Calomniez, calomniez, il en restera toujours quelque chose.
Francis Bacon
Pour l’époque moderne, le Moyen Âge fait figure de repoussoir, une réalité que traduit à merveille le langage courant. N’entendons-nous pas sans cesse les journalistes, les hommes politiques et même certaines de nos connaissances se réjouir que « nous ne soyons plus au Moyen Âge » ou, à l’inverse, de condamner des pratiques, des comportements ou des idées qualifiés de « dignes du Moyen Âge » ?
En réalité, cette vision extrêmement négative du Moyen Âge ne repose sur rien de plus qu’un ensemble de préjugés, en partie entretenus par une redoutable propagande sur laquelle nous reviendrons, ainsi que sur une ignorance profonde de cette période qui, bien que recouvrant plus de mille ans d’histoire se trouve le plus souvent résumée à quelques clichés : les seigneurs brutaux écrasant des paysans misérables sous les taxes et les corvées, une Église toute puissante contrôlant les esprits et brûlant les hérétiques au bûcher et des femmes cloîtrées dans des châteaux ou des couvents et réduites à la seule fonction de génitrice.
Avant de commencer à corriger cette image fausse en tous points, commençons par rappeler que l’existence même d’une période dite du « Moyen Âge » fait l’objet d’un vif débat parmi les spécialistes, conduisant même certains d’entre eux à affirmer que le terme de « Moyen Âge » constituerait une facilité de langage ne recouvrant aucune réalité historique.
Pour l’historienne Régine Pernoud, il serait plus juste de parler tout d’abord de la période franque qui irait de la chute de Rome (476) à l’avènement des Carolingiens au VIIIe siècle.
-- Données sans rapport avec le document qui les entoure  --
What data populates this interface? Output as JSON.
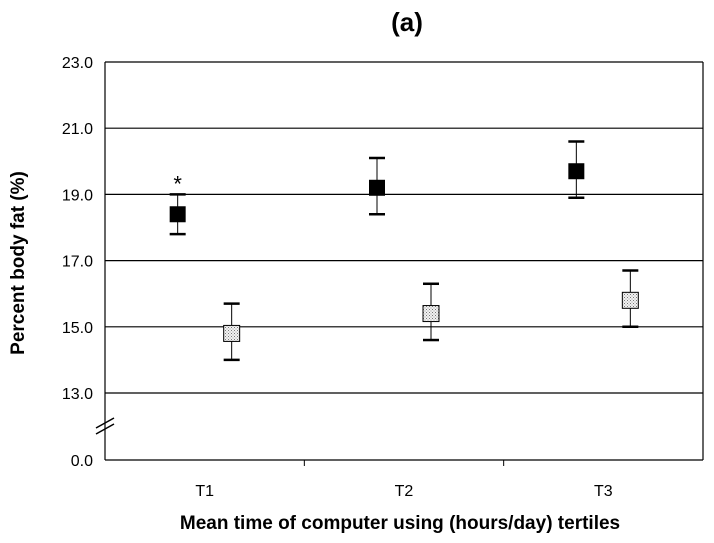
{
  "chart_data": {
    "type": "scatter",
    "panel_label": "(a)",
    "xlabel": "Mean time of  computer using (hours/day) tertiles",
    "ylabel": "Percent body fat (%)",
    "categories": [
      "T1",
      "T2",
      "T3"
    ],
    "y_ticks": [
      "0.0",
      "13.0",
      "15.0",
      "17.0",
      "19.0",
      "21.0",
      "23.0"
    ],
    "ylim": [
      11.0,
      23.0
    ],
    "axis_break": true,
    "grid": "horizontal",
    "legend": "none",
    "series": [
      {
        "marker": "filled-square",
        "color": "#000000",
        "values": [
          18.4,
          19.2,
          19.7
        ],
        "error_low": [
          17.8,
          18.4,
          18.9
        ],
        "error_high": [
          19.0,
          20.1,
          20.6
        ]
      },
      {
        "marker": "dotted-square",
        "color": "#cccccc",
        "values": [
          14.8,
          15.4,
          15.8
        ],
        "error_low": [
          14.0,
          14.6,
          15.0
        ],
        "error_high": [
          15.7,
          16.3,
          16.7
        ]
      }
    ],
    "annotations": [
      {
        "text": "*",
        "category": "T1",
        "series": 0
      }
    ]
  }
}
La seconde période serait celle de l’âge impérial d’une durée d’environ deux cent ans et correspondant au règne des Carolingiens. Le milieu du Xe siècle jusqu’au XIIIe siècle pourrait constituer l’âge féodal marqué, notamment en France, par un ensemble de caractéristiques communes et une véritable unité. Enfin, il serait possible de réserver le terme de moyen âge aux XIVe et XVe siècles, période de véritable transition entre le système féodal et la monarchie et marquée de surcroît par de profonds bouleversements sociaux, économiques et artistiques.
Loin de chercher à trancher ce débat de spécialistes, nous nous contenterons, dans le cadre de cet article, de tordre le cou à quelques clichés concernant le Moyen Âge, en premier lieu celui de la condition paysanne.
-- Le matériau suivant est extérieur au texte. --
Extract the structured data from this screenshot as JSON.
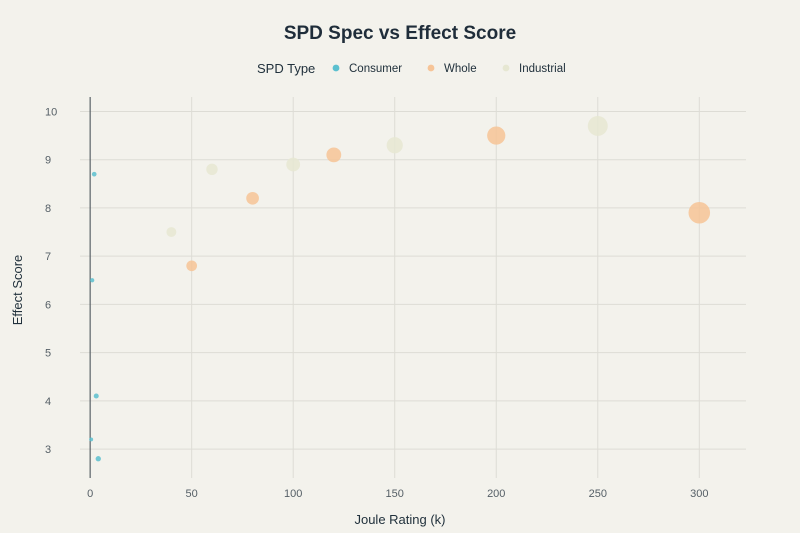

Commençons tout d’abord par rappeler que si l’esclavage constitue une des caractéristiques de la période antique, la pratique disparait totalement au Moyen-Âge en grande partie grâce à l’influence de l’Église. Dès 542, le Concile de Lyon interdit en effet de réduire en esclavage un homme libre et à partir de l’époque carolingienne, il sera définitivement interdit de mettre en esclavage des chrétiens, ce que revient à une interdiction de fait dans une Europe entièrement chrétienne. Si la disparition de l’esclavage a bien pour corollaire le développement du servage, il serait malhonnête de voir une équivalence entre les deux états. Là où l’esclave est juridiquement considéré comme une chose, le serf est considéré comme un homme, de surcroît baptisé et chrétien. A ce titre, il peut se marier, fonder une famille et posséder certains biens en propre.
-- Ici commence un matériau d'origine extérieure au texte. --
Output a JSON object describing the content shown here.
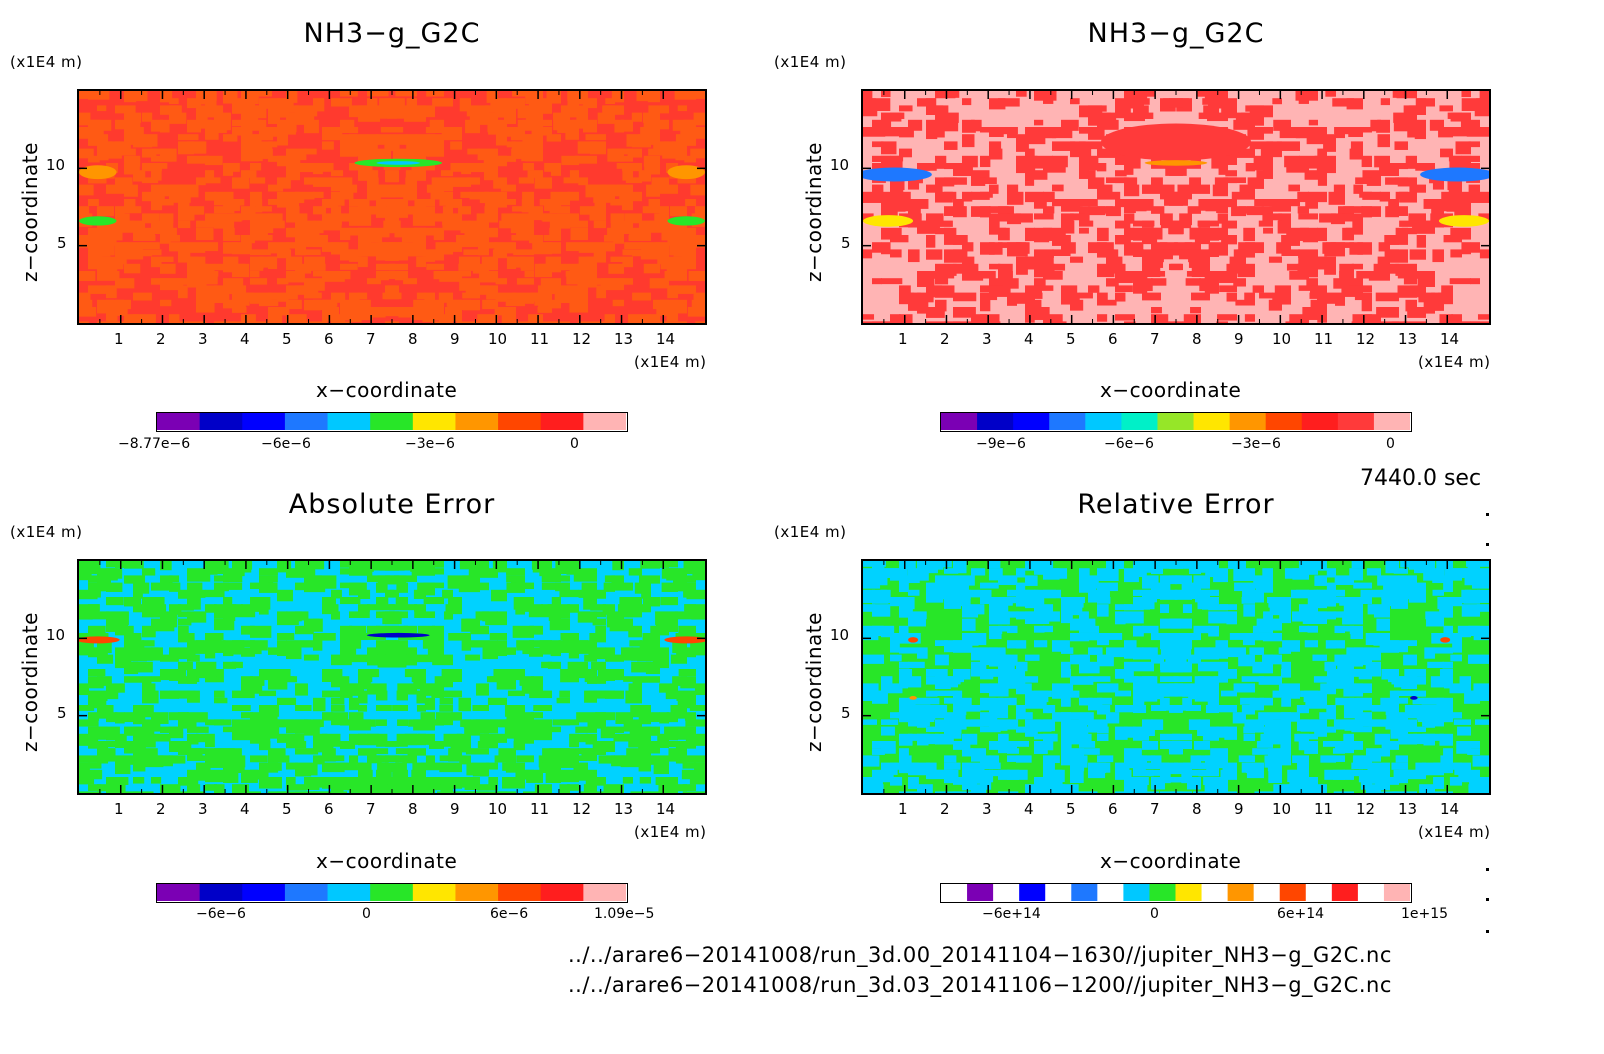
{
  "panels": [
    {
      "id": "p1",
      "title": "NH3−g_G2C",
      "y_unit": "(x1E4 m)",
      "x_unit": "(x1E4 m)",
      "xlabel": "x−coordinate",
      "ylabel": "z−coordinate",
      "xticks": [
        "1",
        "2",
        "3",
        "4",
        "5",
        "6",
        "7",
        "8",
        "9",
        "10",
        "11",
        "12",
        "13",
        "14"
      ],
      "yticks": [
        "5",
        "10"
      ],
      "background": "#ff3a2e",
      "secondary": "#ff5a14",
      "colorbar": {
        "colors": [
          "#7b00b4",
          "#0000c8",
          "#0000ff",
          "#1e78ff",
          "#00c8ff",
          "#28e628",
          "#ffe600",
          "#ff9600",
          "#ff4600",
          "#ff1e1e",
          "#ffb4b4"
        ],
        "labels": [
          "−8.77e−6",
          "−6e−6",
          "−3e−6",
          "0"
        ]
      }
    },
    {
      "id": "p2",
      "title": "NH3−g_G2C",
      "y_unit": "(x1E4 m)",
      "x_unit": "(x1E4 m)",
      "xlabel": "x−coordinate",
      "ylabel": "z−coordinate",
      "xticks": [
        "1",
        "2",
        "3",
        "4",
        "5",
        "6",
        "7",
        "8",
        "9",
        "10",
        "11",
        "12",
        "13",
        "14"
      ],
      "yticks": [
        "5",
        "10"
      ],
      "background": "#ffb4b4",
      "secondary": "#ff3a3a",
      "colorbar": {
        "colors": [
          "#7b00b4",
          "#0000c8",
          "#0000ff",
          "#1e78ff",
          "#00c8ff",
          "#00f0c8",
          "#96e628",
          "#ffe600",
          "#ff9600",
          "#ff4600",
          "#ff1e1e",
          "#ff3a3a",
          "#ffb4b4"
        ],
        "labels": [
          "−9e−6",
          "−6e−6",
          "−3e−6",
          "0"
        ]
      }
    },
    {
      "id": "p3",
      "title": "Absolute Error",
      "y_unit": "(x1E4 m)",
      "x_unit": "(x1E4 m)",
      "xlabel": "x−coordinate",
      "ylabel": "z−coordinate",
      "xticks": [
        "1",
        "2",
        "3",
        "4",
        "5",
        "6",
        "7",
        "8",
        "9",
        "10",
        "11",
        "12",
        "13",
        "14"
      ],
      "yticks": [
        "5",
        "10"
      ],
      "background": "#00d2ff",
      "secondary": "#28e628",
      "colorbar": {
        "colors": [
          "#7b00b4",
          "#0000c8",
          "#0000ff",
          "#1e78ff",
          "#00c8ff",
          "#28e628",
          "#ffe600",
          "#ff9600",
          "#ff4600",
          "#ff1e1e",
          "#ffb4b4"
        ],
        "labels": [
          "−6e−6",
          "0",
          "6e−6",
          "1.09e−5"
        ]
      }
    },
    {
      "id": "p4",
      "title": "Relative Error",
      "y_unit": "(x1E4 m)",
      "x_unit": "(x1E4 m)",
      "xlabel": "x−coordinate",
      "ylabel": "z−coordinate",
      "xticks": [
        "1",
        "2",
        "3",
        "4",
        "5",
        "6",
        "7",
        "8",
        "9",
        "10",
        "11",
        "12",
        "13",
        "14"
      ],
      "yticks": [
        "5",
        "10"
      ],
      "background": "#28e628",
      "secondary": "#00d2ff",
      "colorbar": {
        "colors": [
          "#ffffff",
          "#7b00b4",
          "#ffffff",
          "#0000ff",
          "#ffffff",
          "#1e78ff",
          "#ffffff",
          "#00c8ff",
          "#28e628",
          "#ffe600",
          "#ffffff",
          "#ff9600",
          "#ffffff",
          "#ff4600",
          "#ffffff",
          "#ff1e1e",
          "#ffffff",
          "#ffb4b4"
        ],
        "labels": [
          "−6e+14",
          "0",
          "6e+14",
          "1e+15"
        ]
      }
    }
  ],
  "time_label": "7440.0 sec",
  "file_paths": [
    "../../arare6−20141008/run_3d.00_20141104−1630//jupiter_NH3−g_G2C.nc",
    "../../arare6−20141008/run_3d.03_20141106−1200//jupiter_NH3−g_G2C.nc"
  ],
  "chart_data": [
    {
      "type": "heatmap",
      "title": "NH3−g_G2C",
      "xlabel": "x−coordinate",
      "ylabel": "z−coordinate",
      "xlim": [
        0,
        15
      ],
      "ylim": [
        0,
        15
      ],
      "colorbar_ticks": [
        "−8.77e−6",
        "−6e−6",
        "−3e−6",
        "0"
      ]
    },
    {
      "type": "heatmap",
      "title": "NH3−g_G2C",
      "xlabel": "x−coordinate",
      "ylabel": "z−coordinate",
      "xlim": [
        0,
        15
      ],
      "ylim": [
        0,
        15
      ],
      "colorbar_ticks": [
        "−9e−6",
        "−6e−6",
        "−3e−6",
        "0"
      ]
    },
    {
      "type": "heatmap",
      "title": "Absolute Error",
      "xlabel": "x−coordinate",
      "ylabel": "z−coordinate",
      "xlim": [
        0,
        15
      ],
      "ylim": [
        0,
        15
      ],
      "colorbar_ticks": [
        "−6e−6",
        "0",
        "6e−6",
        "1.09e−5"
      ]
    },
    {
      "type": "heatmap",
      "title": "Relative Error",
      "xlabel": "x−coordinate",
      "ylabel": "z−coordinate",
      "xlim": [
        0,
        15
      ],
      "ylim": [
        0,
        15
      ],
      "colorbar_ticks": [
        "−6e+14",
        "0",
        "6e+14",
        "1e+15"
      ]
    }
  ]
}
Pour un esprit moderne, il est difficile de comprendre que ce lien qui attache le serf à sa terre constitue en réalité pour ce dernier une protection car même le seigneur ne peut l’en chasser. En échange, le serf a le devoir d’entretenir, de cultiver et d’embellir cette terre. Quel sort est le plus enviable ? Celui du serf assuré de finir ses jours sur son lopin de terre et de transmettre sa charge à ses enfants ou celui de l’ouvrier agricole moderne pouvant être licencié du jour au lendemain et condamné à quitter la terre qu’il a cultivé toute sa vie le jour de sa retraite venu ? Aboli de fait au Moyen Âge, l’esclavage fera son grand retour avec la période moderne caractérisée, entre autres, par le retour de l’influence antique et notamment par un droit romain qui viendra à la fois soutenir la réintroduction de l’esclavage et appuyer la concentration monarchique du pouvoir.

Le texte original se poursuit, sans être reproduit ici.